Elbow Grease, 2021
Celsius Projects, Malmö.
photos by Lena Bergendahl
In a book of proverbs from the 1880s entitled ‘The Salt Cellars’ by Charles Haddon Spurgeon, elbow grease is seen as a more effective solution to polishing furniture and silverware, claiming “elbow grease makes wealth increase.” The author elaborates: “elbow polish, or elbow grease, is a fine article in a household, and beats boar’s grease and goose grease into fits.”
In a new series of works the two identities of a bicycle mechanic and an artist are merged together. The works are made out of rags that have been collected from the bicycle workshop where the artist is employed as a mechanic. Before they end up in the bike workshop they might have first been used in the hotel industry. To many people hotels represent holiday and work, relaxation and sleep, toil and sweat, shower and sex. The towels meet all possible types of people. They are washed and folded, used and thrown onto the bathroom floor, over and over again.
When they are too worn-out for hotel-use they are torn into smaller pieces and sold to the bike shop as a batch of vacuum-packed rags. While in the bike shop they attract a variety of substances such as bicycle oils, lubricants, detergents, dirt, coffee, blood, and anything else that abounds. An oily and dirty bike chain is dragged through a rag and wiped off a little. A blade finds a finger and a rag dries the blood before a coffee cup topples over a workbench.
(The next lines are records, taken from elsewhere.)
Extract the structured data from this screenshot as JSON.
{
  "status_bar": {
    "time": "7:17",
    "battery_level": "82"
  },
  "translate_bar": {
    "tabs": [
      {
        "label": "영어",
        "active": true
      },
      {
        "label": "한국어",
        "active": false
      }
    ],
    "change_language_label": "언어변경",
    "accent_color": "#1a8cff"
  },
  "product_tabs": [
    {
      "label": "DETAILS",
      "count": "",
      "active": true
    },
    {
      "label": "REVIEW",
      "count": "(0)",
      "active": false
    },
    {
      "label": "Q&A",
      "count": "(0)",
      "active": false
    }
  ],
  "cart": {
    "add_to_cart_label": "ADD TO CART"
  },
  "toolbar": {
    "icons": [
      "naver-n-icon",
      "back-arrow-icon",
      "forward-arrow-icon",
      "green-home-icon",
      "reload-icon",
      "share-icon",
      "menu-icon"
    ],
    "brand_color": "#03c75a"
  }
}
Before the towels become rags and the rags become works, they live their lives in someone’s home or hotel. In a home these people are often the same people, wiping the same bodies over many years. In a hotel the situation is different, the towels collect debris from all kinds of bodies. The towels are of course washed over and over, removing at least most of these body remnants but some of it must remain. Some fragments of all these bodies must survive the washing. Consider all these particles mingling in the towels. We all meet there in a way. What if it was
possible to extract this information in order to get an overview of all the people that have used a specific towel?
A bike travels to many places, it is a tool for movement and transportation. It picks up dirt along the way, collecting it over time like a bee collecting pollen from flowers far and wide. The bees gather pollen from different places and this collection is combined to create honey. The rags in a bike shop are like that honey, perhaps not as delicious or as valuable, but they collect the dirt and grease from different bikes and different places. Presenting a sort of unreadable archive or a map of the bike’s geographical movements. At the same time as these rags become documents of places, they also become documents of time. Much of what is on the rags is grease, different kinds of grease from different parts of the bikes. From wheel hubs, bottom brackets, to headsets. Some of these greases can be really old. Perhaps a rare wheel hub from the 1920s that has never been opened or serviced comes into the shop. The rags can end up wiping grease from hand-built parts that have been rolling in the streets and dirt roads for a hundred years.
Over time, the rags have found different uses and purposes until they have almost been squeezed of all their use-value. However, the life of the rags continues. Though the artist’s interaction with the rags in the bike workshop and in the studio is limited to a momentary interference, this interaction steers the rags into a new chain of possible events.